SINGAPORE - Oil prices rose in Asian trade Monday as the dollar weakened after G20 economies agreed to avoid potentially destabilising competitive currency devaluations, analysts said.
A softer US currency makes dollar-denominated oil cheaper, perking up demand and leading to higher prices.
New York's main contract, light sweet crude for delivery in December, rose 0.73 cents to $82.42 a barrel in morning trade.
Brent North Sea crude for December delivery jumped 61 cents to $83.57.
"Oil is heading up as a direct result of the US dollar coming down against the euro and the yen," said Victor Shum, an analyst with energy consultancy Purvin and Gertz in Singapore.
The dollar changed hands at 81.09 yen in Tokyo morning trade, down from 81.34 in New York on Friday.
The euro fetched $1.4023, up from $1.3949. It bought 113.67 yen from 113.24 Friday.
G20 finance ministers and central bank governors meeting over the weekend in the South Korean city of Gyeongju agreed on a framework to tackle large current account surpluses and reduce global trade imbalances, but shied away from specific targets.
"The US dollar is weakening because of the agreement out of the G20 finance ministers meeting, namely that there's not going to be competitive currency devaluations," Shum told AFP.

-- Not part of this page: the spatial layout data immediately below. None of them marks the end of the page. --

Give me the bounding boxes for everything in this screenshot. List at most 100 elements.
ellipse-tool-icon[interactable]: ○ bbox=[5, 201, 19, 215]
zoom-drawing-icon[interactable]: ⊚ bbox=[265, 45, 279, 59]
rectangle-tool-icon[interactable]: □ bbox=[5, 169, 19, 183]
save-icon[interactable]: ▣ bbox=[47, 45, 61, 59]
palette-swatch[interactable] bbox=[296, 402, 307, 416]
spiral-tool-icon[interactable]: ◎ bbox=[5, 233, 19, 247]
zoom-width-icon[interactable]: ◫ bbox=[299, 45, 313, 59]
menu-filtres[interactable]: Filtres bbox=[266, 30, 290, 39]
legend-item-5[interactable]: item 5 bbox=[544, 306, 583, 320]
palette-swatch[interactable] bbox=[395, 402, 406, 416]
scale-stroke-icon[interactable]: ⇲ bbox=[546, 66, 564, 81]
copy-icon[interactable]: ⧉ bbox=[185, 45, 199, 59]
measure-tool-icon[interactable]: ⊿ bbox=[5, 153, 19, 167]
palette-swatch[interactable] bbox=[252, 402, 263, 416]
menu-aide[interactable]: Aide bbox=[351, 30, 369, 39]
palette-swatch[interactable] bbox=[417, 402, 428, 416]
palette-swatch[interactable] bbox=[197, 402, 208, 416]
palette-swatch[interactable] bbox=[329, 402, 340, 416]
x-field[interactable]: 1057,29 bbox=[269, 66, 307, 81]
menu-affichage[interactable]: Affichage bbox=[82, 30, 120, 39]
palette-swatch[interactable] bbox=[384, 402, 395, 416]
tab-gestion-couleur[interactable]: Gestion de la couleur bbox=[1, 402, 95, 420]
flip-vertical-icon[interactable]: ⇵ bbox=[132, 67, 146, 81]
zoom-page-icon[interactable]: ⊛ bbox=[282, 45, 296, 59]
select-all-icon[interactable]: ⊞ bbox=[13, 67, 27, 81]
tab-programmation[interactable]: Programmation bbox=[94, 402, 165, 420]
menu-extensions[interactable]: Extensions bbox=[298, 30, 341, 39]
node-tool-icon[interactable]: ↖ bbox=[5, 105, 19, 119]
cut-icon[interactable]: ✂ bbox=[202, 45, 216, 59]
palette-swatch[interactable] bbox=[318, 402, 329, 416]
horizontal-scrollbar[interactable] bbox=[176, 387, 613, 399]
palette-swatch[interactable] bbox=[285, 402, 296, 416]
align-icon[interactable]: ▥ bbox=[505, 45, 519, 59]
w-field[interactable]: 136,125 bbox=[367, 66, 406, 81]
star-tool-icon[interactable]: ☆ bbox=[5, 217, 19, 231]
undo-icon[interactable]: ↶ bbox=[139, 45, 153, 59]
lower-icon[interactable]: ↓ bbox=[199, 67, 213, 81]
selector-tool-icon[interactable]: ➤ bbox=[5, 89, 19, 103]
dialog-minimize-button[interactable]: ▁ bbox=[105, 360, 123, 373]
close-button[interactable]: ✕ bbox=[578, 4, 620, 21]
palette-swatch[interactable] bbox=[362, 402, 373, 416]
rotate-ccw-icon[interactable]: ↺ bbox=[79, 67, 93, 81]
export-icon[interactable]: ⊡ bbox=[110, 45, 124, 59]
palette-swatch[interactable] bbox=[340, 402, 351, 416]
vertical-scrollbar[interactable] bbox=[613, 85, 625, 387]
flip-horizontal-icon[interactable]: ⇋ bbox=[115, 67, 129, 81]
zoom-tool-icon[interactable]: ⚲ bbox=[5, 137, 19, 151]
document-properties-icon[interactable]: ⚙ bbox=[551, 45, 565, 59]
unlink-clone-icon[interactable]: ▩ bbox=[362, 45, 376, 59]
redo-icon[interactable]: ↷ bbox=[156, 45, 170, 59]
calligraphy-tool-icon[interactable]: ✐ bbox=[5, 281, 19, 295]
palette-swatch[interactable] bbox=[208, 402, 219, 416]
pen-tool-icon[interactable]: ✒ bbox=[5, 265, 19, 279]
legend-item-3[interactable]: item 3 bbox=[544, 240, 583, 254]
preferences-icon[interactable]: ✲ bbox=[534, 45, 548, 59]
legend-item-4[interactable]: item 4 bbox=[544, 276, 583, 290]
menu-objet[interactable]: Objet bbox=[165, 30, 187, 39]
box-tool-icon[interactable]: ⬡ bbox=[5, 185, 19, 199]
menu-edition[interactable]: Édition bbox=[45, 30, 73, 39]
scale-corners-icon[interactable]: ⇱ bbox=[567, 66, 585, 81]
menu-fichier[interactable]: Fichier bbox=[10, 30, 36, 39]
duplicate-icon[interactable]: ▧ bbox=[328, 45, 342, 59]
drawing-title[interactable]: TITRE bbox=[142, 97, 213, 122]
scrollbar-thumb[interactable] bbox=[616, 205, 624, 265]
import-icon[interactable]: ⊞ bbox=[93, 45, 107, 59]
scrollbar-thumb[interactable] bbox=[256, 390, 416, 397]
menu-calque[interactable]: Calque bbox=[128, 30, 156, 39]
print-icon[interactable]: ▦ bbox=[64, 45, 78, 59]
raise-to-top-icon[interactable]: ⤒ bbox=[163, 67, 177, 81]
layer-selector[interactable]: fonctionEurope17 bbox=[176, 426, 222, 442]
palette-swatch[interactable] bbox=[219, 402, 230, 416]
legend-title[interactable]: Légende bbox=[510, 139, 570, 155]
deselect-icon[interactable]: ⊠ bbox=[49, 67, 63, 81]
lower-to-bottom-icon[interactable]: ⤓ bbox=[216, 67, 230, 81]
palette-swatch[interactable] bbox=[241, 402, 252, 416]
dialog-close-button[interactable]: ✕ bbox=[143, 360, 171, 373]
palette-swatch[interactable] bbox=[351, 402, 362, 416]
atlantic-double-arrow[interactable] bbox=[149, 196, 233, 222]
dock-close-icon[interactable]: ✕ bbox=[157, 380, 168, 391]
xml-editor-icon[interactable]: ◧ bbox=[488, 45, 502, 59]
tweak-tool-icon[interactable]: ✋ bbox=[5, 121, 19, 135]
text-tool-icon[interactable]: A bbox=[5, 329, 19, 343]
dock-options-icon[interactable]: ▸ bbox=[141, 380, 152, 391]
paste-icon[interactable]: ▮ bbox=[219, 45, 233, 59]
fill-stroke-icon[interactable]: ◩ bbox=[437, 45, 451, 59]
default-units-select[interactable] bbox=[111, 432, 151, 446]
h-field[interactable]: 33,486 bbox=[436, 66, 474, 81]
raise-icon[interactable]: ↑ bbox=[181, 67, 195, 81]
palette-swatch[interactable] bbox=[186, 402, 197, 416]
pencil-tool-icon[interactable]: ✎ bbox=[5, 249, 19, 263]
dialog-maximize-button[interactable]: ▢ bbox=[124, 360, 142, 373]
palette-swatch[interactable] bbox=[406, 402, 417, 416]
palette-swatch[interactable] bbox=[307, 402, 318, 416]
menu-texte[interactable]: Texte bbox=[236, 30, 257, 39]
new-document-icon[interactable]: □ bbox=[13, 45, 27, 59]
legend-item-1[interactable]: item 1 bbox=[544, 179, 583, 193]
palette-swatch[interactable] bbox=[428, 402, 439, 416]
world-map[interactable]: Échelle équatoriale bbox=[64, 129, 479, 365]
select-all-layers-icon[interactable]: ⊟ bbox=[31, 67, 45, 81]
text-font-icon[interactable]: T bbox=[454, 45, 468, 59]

"The market interpreted the agreement as a go-ahead signal to the United States to do a second round of quantitative easing, so the dollar is heading down."
The US Federal Reserve is expected to flood its banking system with money by buying securities as part of efforts to stimulate the economy, a move that would put downward pressure on the dollar.
Shum said a hurricane in the Atlantic Ocean is also helping keep prices higher on fears it could threaten crude oil facilities in the US Gulf Coast.